Per questo non posso tollerare il clima di intolleranza, xenofobia ed aperto razzismo che circola nell'aria come un veleno per le menti.
Dalla dichiarazione in difesa della razza del 1938: "E' tempo che gli italiani si proclamino francamente razzisti". Poi ci fu l'8 settembre 1943, la resa dello stato. Poi ancora a Roma, il 16 ottobre 1943. La razzia nel ghetto ebraico. Tornarono dagli inferni dei lager in 17 persone. Una sola donna e nessun bambino sopravvisse ad Auschwitz.
Quando vedo in televisione la gente che applaude ai roghi nei campi nomadi, penso ai tedeschi all'alba di quel 16 ottobre 43 che stanavano ridendo gli ebrei che tentavano di salvare le loro vite. I bambini ebrei con gli occhi spalancati sull'orrore. Come quei bambini Rom che ho visto in televisione. Lo stesso sguardo.
Ecco perché rimango ad Hogwarts, tra i miei libri, tra i miei classici, Dante, Calvino, Gadda e tanti altri, fino ad arrivare a Roberto Saviano. Io non c'entro niente con questa Italia. Qualche volta penso di essermi scelta un lavoro à la Don Chischiotte, che combatte contro i mulini a vento. Oggi va così. Domani, forse, riprenderò a combattere. Oggi mi siedo e aspetto. "Io non ci sarò. Io mi siederò ed aspetterò. Seppellite il mio cuore a Woundned Knee" (Woundned Knee è passato alla storia come uno dei più grandi massacri di pellerossa da parte delle giubbe blu americane).
Niente letture consigliate per questo post.

giovedì 15 maggio 2008

Stanza del tempo che fugge


Parlavo con Eliana e mi raccontava della malattia di una persona che lei conosce, alla quale hanno diagnosticato un mese circa di vita. Mi sono spesso chiesta (che ci volete fare, mi faccio spesso sto genere di problemi) come diavolo mi sentirei se qualcuno o qualcosa, mi dicesse che il mio tempo sta per scadere, sia pure fra un mese, fra un anno, fra dieci. Un po' come l'inizio terribile del libro di Terzani Un altro giro di giostra che inizia con la diagnosi "signor Terzani, li ha un cancro". Come sempre, come mi diceva qualcuno in una vita precedente, Il problema non è lo spazio, bensì il tempo. Non che io ne abbia l'ossessione, per carità. Mi pongo però il problema del come io trascorra il mio tempo. Ecco, direi che ho l'ossessione del tempo vuoto. Non riesco a stare troppo a lungo ferma, senza fare, senza pensare, senza programmare. Come se dovessi riempire i tempi morti con qualcosa. Pour ne pas sentir l'horrible fardeau du temps...ancora il mio amato Baudelaire. Non mi interessa lo scorrere del tempo, né mi interessano le mie rughe ed il fatto che non riesca più ad andare a dormire alle due di notte per poi alzarmi alle sette del mattino come se niente fosse...mi interessa però guardarmi indietro e chiedermi se io abbia fatto abbastanza per cercare di riempire la mia esistenza. Come se fosse facile stare dietro ai propri sogni. Già, perché per riempire l'esistenza io non mi accontento di cose materiali.
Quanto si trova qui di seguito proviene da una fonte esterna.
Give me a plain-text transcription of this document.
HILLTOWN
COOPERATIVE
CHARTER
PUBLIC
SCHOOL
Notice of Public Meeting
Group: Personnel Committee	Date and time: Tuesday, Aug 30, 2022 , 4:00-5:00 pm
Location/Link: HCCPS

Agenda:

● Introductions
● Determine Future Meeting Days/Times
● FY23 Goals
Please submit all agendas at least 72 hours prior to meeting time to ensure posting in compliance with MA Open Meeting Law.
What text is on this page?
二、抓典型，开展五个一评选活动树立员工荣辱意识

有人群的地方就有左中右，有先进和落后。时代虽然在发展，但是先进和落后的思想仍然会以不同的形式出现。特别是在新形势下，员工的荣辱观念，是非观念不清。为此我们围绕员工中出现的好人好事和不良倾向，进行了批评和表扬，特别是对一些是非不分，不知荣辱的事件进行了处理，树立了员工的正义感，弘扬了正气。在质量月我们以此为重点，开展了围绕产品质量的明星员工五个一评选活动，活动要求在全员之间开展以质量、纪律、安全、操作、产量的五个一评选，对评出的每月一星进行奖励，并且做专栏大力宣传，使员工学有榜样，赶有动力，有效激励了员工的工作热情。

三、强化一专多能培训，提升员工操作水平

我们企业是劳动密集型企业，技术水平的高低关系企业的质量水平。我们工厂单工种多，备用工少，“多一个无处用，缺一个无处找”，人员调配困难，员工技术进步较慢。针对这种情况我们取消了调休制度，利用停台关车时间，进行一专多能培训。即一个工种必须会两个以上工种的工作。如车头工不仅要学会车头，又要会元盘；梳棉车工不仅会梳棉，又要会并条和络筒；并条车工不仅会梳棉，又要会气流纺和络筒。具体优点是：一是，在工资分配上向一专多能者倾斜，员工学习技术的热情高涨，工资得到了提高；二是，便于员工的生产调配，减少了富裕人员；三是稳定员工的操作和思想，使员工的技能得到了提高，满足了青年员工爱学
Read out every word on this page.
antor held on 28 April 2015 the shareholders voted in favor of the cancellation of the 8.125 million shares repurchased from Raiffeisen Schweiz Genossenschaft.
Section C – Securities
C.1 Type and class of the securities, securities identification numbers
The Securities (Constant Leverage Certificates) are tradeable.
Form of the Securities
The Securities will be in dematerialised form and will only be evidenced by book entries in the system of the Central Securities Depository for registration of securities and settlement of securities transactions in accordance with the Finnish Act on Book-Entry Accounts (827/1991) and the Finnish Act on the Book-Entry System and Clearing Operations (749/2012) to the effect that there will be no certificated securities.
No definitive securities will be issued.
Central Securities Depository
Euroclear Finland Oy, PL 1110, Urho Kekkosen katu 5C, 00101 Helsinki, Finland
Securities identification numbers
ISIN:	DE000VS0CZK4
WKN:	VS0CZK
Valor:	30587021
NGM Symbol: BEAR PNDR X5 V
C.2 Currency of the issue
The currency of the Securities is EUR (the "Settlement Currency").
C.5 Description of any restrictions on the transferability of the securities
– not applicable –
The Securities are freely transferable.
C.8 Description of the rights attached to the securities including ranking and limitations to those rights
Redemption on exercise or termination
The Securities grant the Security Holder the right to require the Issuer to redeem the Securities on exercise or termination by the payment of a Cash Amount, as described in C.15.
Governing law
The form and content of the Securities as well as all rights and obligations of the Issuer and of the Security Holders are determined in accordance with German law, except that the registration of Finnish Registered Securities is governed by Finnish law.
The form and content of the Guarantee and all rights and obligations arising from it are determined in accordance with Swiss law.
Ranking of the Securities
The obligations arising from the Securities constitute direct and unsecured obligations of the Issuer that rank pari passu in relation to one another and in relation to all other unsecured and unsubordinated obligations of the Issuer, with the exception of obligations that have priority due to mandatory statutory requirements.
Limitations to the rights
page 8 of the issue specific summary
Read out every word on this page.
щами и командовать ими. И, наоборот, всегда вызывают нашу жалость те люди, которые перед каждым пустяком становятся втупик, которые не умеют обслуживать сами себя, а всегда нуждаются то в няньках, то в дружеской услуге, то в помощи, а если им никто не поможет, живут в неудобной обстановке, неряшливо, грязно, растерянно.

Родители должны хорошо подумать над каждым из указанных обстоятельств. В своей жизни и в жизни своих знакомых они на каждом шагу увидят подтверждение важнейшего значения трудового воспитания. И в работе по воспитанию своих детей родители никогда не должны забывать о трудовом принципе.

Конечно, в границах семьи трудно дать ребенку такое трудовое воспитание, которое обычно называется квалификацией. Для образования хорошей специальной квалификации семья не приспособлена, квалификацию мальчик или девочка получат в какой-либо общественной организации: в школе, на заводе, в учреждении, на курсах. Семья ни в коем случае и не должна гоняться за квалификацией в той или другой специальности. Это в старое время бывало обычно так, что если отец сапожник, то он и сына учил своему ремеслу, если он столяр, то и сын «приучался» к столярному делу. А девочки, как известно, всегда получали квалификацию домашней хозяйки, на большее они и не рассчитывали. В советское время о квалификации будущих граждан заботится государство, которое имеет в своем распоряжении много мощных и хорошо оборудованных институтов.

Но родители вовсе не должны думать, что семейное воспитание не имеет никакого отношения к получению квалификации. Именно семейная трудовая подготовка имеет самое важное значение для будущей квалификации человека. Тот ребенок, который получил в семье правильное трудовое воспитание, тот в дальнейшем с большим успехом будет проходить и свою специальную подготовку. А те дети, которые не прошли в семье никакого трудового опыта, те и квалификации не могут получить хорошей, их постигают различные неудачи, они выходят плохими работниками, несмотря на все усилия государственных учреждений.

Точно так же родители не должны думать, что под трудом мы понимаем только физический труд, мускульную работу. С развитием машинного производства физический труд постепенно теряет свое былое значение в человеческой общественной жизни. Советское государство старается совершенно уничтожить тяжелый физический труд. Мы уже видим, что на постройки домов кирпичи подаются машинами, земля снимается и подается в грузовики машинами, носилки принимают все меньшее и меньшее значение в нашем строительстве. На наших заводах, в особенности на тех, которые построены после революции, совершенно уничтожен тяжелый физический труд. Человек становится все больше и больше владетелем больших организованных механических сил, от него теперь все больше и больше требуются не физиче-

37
Troppo facili, scontate. Ideali, sogni, rincorse, stelle e pianeti, ecco cosa intendo io per riempire l'esistenza. Continuo a vivere, come dice Fabio, incastrando il mio tempo come le tessere di un puzzle senza fine, tessendo trame, raccattando pezzi, cercando di quando in quando di vuotare le tasche di un passato carico di memorie. Occorrerebbe un bel pensatoio, come quello del preside di Hogwarts, nel quale sversare i ricordi troppo ingombranti, per guardare con occhio leggero il futuro. Correre verso di esso, ma non troppo velocemente, casomai perdessi di vista i miei tentativi di riempirlo.
Ecco, forse farei così, se mai mi dicessero che il mio tempo sta per giungere a scadenza. Verso il futuro, comunque sia, cercando di riempire il mio tempo, istante per istante. Che fatica, a volte.
La citazione di Baudelaire è tratta da un meraviglioso poemetto in prosa (Le spleen de Paris), intitolato Enivrez-vous (Inebriatevi). Ho sempre preferito i poemetti in prosa alle poesie de Le fleurs du mal.
Enivrez vous! Enivrez vous sans cesse! de vin, de poesie ou de vertu, a votre guise...

mercoledì 14 maggio 2008

Stanza delle fughe estive



Il bello del vivere in Italia, almeno, è che fin dalla fine di Aprile assapori l'estate, che a volte fa capolino e si preannuncia in quelle belle ed assolate giornate che ti invitano ad andare fuori, da qualche parte, "n'importe où" direbbe il mio Baudelaire. L'incredibile privilegio dell'abitare in un paese sul mare è che proprio in questi periodi di ponti e vacanze, la spiaggia si rianima, si rimette a nuovo, torna a prepararsi, inesorabilmente, per l'assalto dei turisti. Noi indigeni approfittiamo dei pomeriggi assolati per goderci la spiaggia, il mare, la passeggiata ancora selvaggia e trascurata, per rilassare mente e corpo in un gradevole silenzio. Un sabato pomeriggio al mare, una domenica in bicicletta per ricaricare le pile in vista degli impegni settimanali e sentirsi, in fondo, alquanto privilegiati, ad abitare in questo angoletto di Italia, senza grandi città, senza troppo caos. La famosa dimensione umana della terribile provincia italiana. Salvo poi fuggirne a gambe levate quando la provincia si anima e si affolla nelle giornate agostane, per scappare e respirare aria limpida e brezza di mare. Sotto l'acqua, se possibile, qualche metro sotto, così nessuno può raggiungerti; o lontano, alla deriva, solo con le vele. Per ricordarti sempre che la vita può anche scorrere al ritmo dei tuoi battiti cardiaci. Non è necessario, spesso, correre più forte.
Ora, per l'appunto, vado a fare una passeggiata sulla spiaggia, prima di tornare al lavoro.

Stanza della politica (2)



En passant. Genova 2001.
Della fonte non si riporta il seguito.